Climate change is altering the age and structure of the world’s forests, driving an increase in younger and shorter trees over the last century, according to a new study published in the journal Science. Since 1900, the world has lost more than a third of its old-growth forests.
The changes in forest composition are the result of rising temperatures and carbon dioxide levels, which are causing increased environmental stress, an uptick in carbon dioxide fertilization, and an increase in the severity and frequency of extreme events such as wildfires and droughts.
“This trend is likely to continue with climate warming,” Nate McDowell, an earth systems scientist at the U.S. Department of Energy’s Pacific Northwest National Laboratory and lead author of the new study, said in a statement. “A future planet with fewer large, old forests will be very different than what we have grown accustomed to. Older forests often host much higher biodiversity than young forests and they store more carbon than young forests.”
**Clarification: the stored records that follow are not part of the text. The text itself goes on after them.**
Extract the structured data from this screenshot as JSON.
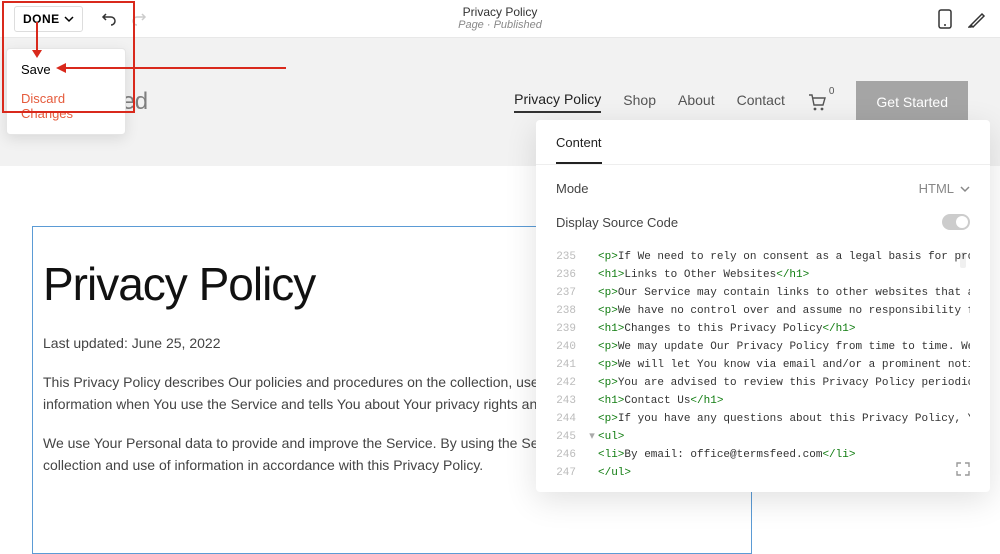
{
  "topbar": {
    "done_label": "DONE",
    "page_title": "Privacy Policy",
    "page_meta": "Page · Published"
  },
  "dropdown": {
    "save": "Save",
    "discard": "Discard Changes"
  },
  "header": {
    "logo": "TermsFeed",
    "nav": {
      "privacy": "Privacy Policy",
      "shop": "Shop",
      "about": "About",
      "contact": "Contact"
    },
    "cart_count": "0",
    "cta": "Get Started"
  },
  "doc": {
    "title": "Privacy Policy",
    "date": "Last updated: June 25, 2022",
    "p1": "This Privacy Policy describes Our policies and procedures on the collection, use and disclosure of Your information when You use the Service and tells You about Your privacy rights and how the law protects You.",
    "p2": "We use Your Personal data to provide and improve the Service. By using the Service, You agree to the collection and use of information in accordance with this Privacy Policy."
  },
  "panel": {
    "tab": "Content",
    "mode_label": "Mode",
    "mode_value": "HTML",
    "display_source": "Display Source Code",
    "code": {
      "l235": {
        "n": "235",
        "open": "<p>",
        "body": "If We need to rely on consent as a legal basis for proces"
      },
      "l236": {
        "n": "236",
        "open": "<h1>",
        "body": "Links to Other Websites",
        "close": "</h1>"
      },
      "l237": {
        "n": "237",
        "open": "<p>",
        "body": "Our Service may contain links to other websites that are n"
      },
      "l238": {
        "n": "238",
        "open": "<p>",
        "body": "We have no control over and assume no responsibility for t"
      },
      "l239": {
        "n": "239",
        "open": "<h1>",
        "body": "Changes to this Privacy Policy",
        "close": "</h1>"
      },
      "l240": {
        "n": "240",
        "open": "<p>",
        "body": "We may update Our Privacy Policy from time to time. We wil"
      },
      "l241": {
        "n": "241",
        "open": "<p>",
        "body": "We will let You know via email and/or a prominent notice o"
      },
      "l242": {
        "n": "242",
        "open": "<p>",
        "body": "You are advised to review this Privacy Policy periodically"
      },
      "l243": {
        "n": "243",
        "open": "<h1>",
        "body": "Contact Us",
        "close": "</h1>"
      },
      "l244": {
        "n": "244",
        "open": "<p>",
        "body": "If you have any questions about this Privacy Policy, You c"
      },
      "l245": {
        "n": "245",
        "open": "<ul>"
      },
      "l246": {
        "n": "246",
        "open": "<li>",
        "body": "By email: office@termsfeed.com",
        "close": "</li>"
      },
      "l247": {
        "n": "247",
        "open": "</ul>"
      }
    }
  }
}
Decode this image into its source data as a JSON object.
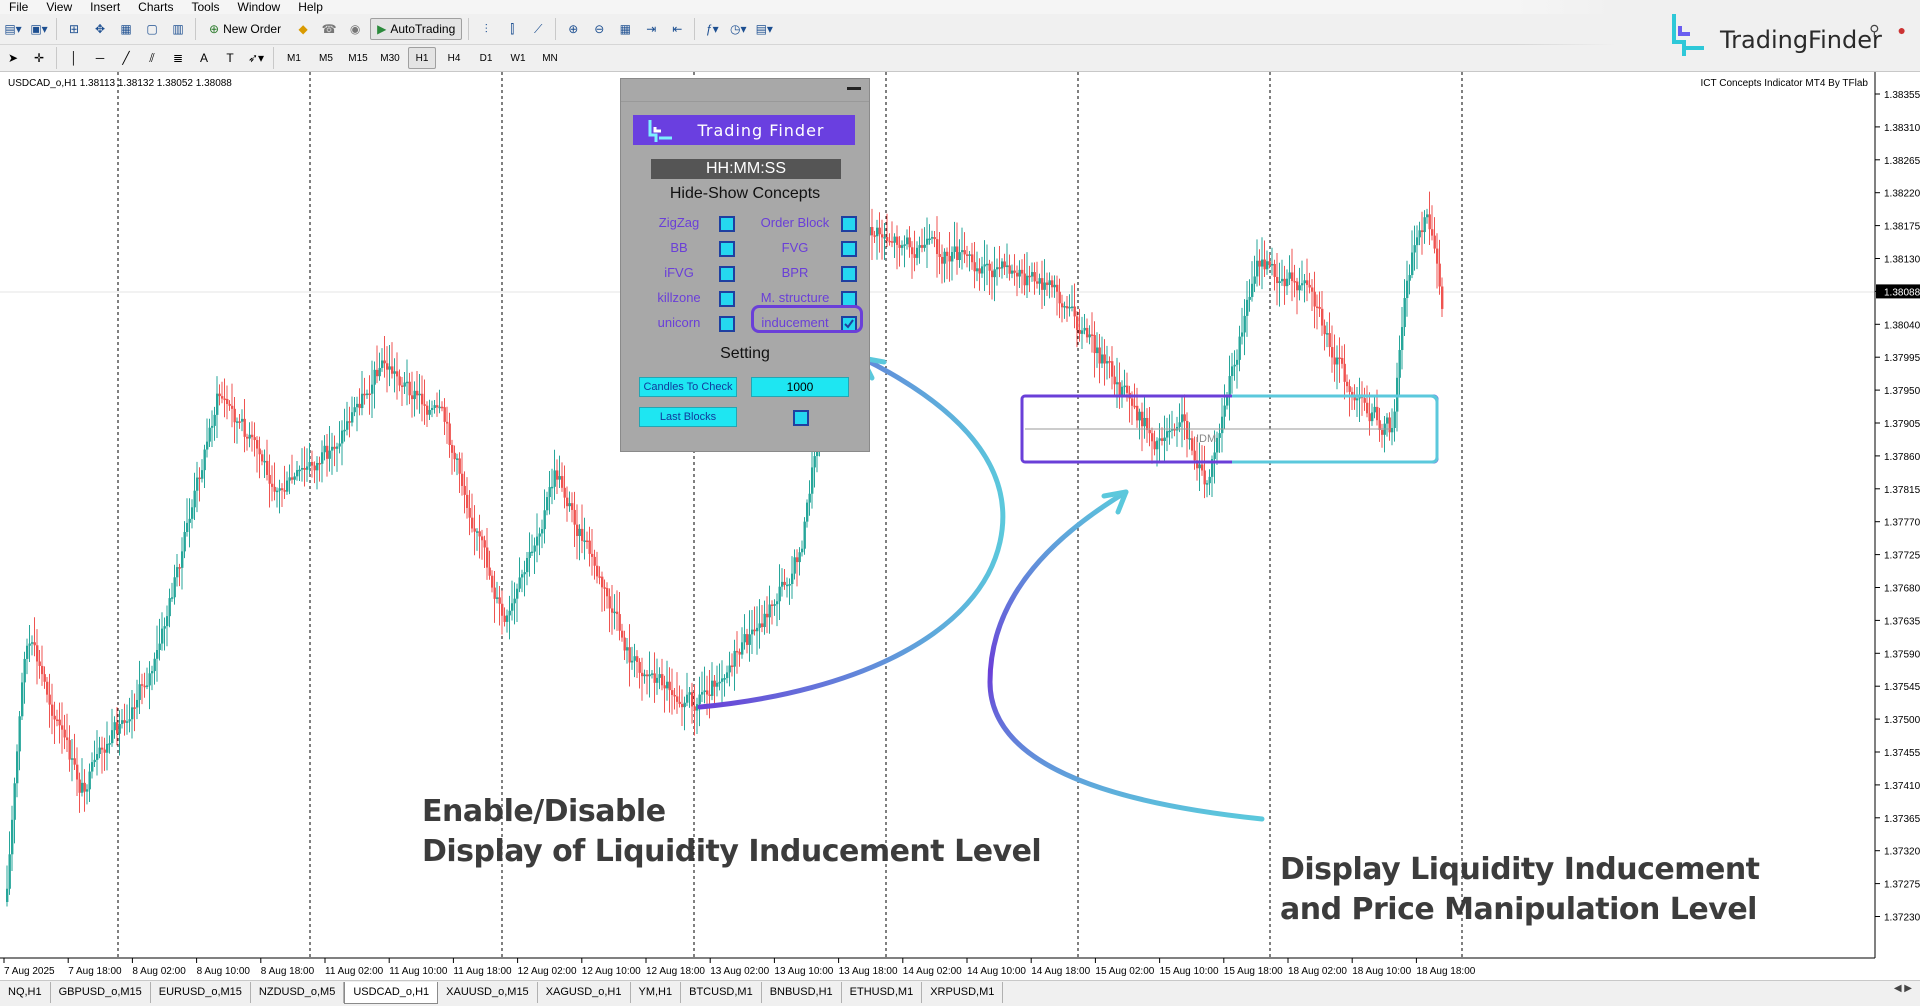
{
  "menu": [
    "File",
    "View",
    "Insert",
    "Charts",
    "Tools",
    "Window",
    "Help"
  ],
  "toolbar": {
    "new_order": "New Order",
    "auto_trading": "AutoTrading",
    "timeframes": [
      "M1",
      "M5",
      "M15",
      "M30",
      "H1",
      "H4",
      "D1",
      "W1",
      "MN"
    ],
    "active_timeframe": "H1"
  },
  "brand": {
    "name": "TradingFinder"
  },
  "chart": {
    "symbol_header": "USDCAD_o,H1  1.38113 1.38132 1.38052 1.38088",
    "indicator_label": "ICT Concepts Indicator MT4 By TFlab",
    "current_price": "1.38088",
    "price_levels": [
      "1.38355",
      "1.38310",
      "1.38265",
      "1.38220",
      "1.38175",
      "1.38130",
      "1.38088",
      "1.38040",
      "1.37995",
      "1.37950",
      "1.37905",
      "1.37860",
      "1.37815",
      "1.37770",
      "1.37725",
      "1.37680",
      "1.37635",
      "1.37590",
      "1.37545",
      "1.37500",
      "1.37455",
      "1.37410",
      "1.37365",
      "1.37320",
      "1.37275",
      "1.37230"
    ],
    "time_labels": [
      "7 Aug 2025",
      "7 Aug 18:00",
      "8 Aug 02:00",
      "8 Aug 10:00",
      "8 Aug 18:00",
      "11 Aug 02:00",
      "11 Aug 10:00",
      "11 Aug 18:00",
      "12 Aug 02:00",
      "12 Aug 10:00",
      "12 Aug 18:00",
      "13 Aug 02:00",
      "13 Aug 10:00",
      "13 Aug 18:00",
      "14 Aug 02:00",
      "14 Aug 10:00",
      "14 Aug 18:00",
      "15 Aug 02:00",
      "15 Aug 10:00",
      "15 Aug 18:00",
      "18 Aug 02:00",
      "18 Aug 10:00",
      "18 Aug 18:00"
    ],
    "idm_label": "IDM",
    "colors": {
      "bull": "#26a69a",
      "bear": "#ef5350",
      "highlight_purple": "#6a3fd8",
      "highlight_cyan": "#5bc8dc"
    }
  },
  "panel": {
    "logo_text": "Trading Finder",
    "time": "HH:MM:SS",
    "concepts_title": "Hide-Show Concepts",
    "checkboxes": [
      {
        "label": "ZigZag",
        "checked": false
      },
      {
        "label": "Order Block",
        "checked": false
      },
      {
        "label": "BB",
        "checked": false
      },
      {
        "label": "FVG",
        "checked": false
      },
      {
        "label": "iFVG",
        "checked": false
      },
      {
        "label": "BPR",
        "checked": false
      },
      {
        "label": "killzone",
        "checked": false
      },
      {
        "label": "M. structure",
        "checked": false
      },
      {
        "label": "unicorn",
        "checked": false
      },
      {
        "label": "inducement",
        "checked": true
      }
    ],
    "setting_title": "Setting",
    "candles_to_check_label": "Candles To Check",
    "candles_to_check_value": "1000",
    "last_blocks_label": "Last Blocks",
    "last_blocks_checked": false
  },
  "annotations": {
    "left_line1": "Enable/Disable",
    "left_line2": "Display of Liquidity Inducement Level",
    "right_line1": "Display Liquidity Inducement",
    "right_line2": "and Price Manipulation Level"
  },
  "symbol_tabs": [
    "NQ,H1",
    "GBPUSD_o,M15",
    "EURUSD_o,M15",
    "NZDUSD_o,M5",
    "USDCAD_o,H1",
    "XAUUSD_o,M15",
    "XAGUSD_o,H1",
    "YM,H1",
    "BTCUSD,M1",
    "BNBUSD,H1",
    "ETHUSD,M1",
    "XRPUSD,M1"
  ],
  "active_symbol_tab": "USDCAD_o,H1"
}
The research, conducted by nearly two dozen scientists from around the world, used decades of satellite imagery and more than 160 previous studies to analyze the health of the world’s forests.
Climate change, combined with human land use decisions, such as logging and the conversion of forests to agriculture, have led to an acceleration of tree mortality rates globally, as well as a shift to younger, shorter forests. In North America and Europe, tree mortality has doubled in the past 40 years.
Rising temperatures limit photosynthesis, for example, stunting tree growth. More severe wildfires are burning biomass and also making it hard for forests to regenerate. Droughts can kill trees and create conditions for insect or pathogen attacks. And these changes — both as a result of global warming and human activities — are happening so quickly, forests don’t have time to recover, the scientists said.
“It’s not a shock but it’s very sad,” Kristina Anderson-Teixeira, an ecologist and leader of the ForestGEO Ecosystems & Climate Program at the Smithsonian Conservation Biology Institute and a co-author of the study, told NPR. “We as a human society are hitting these forests so rapidly with so many different changes that they can’t keep up.”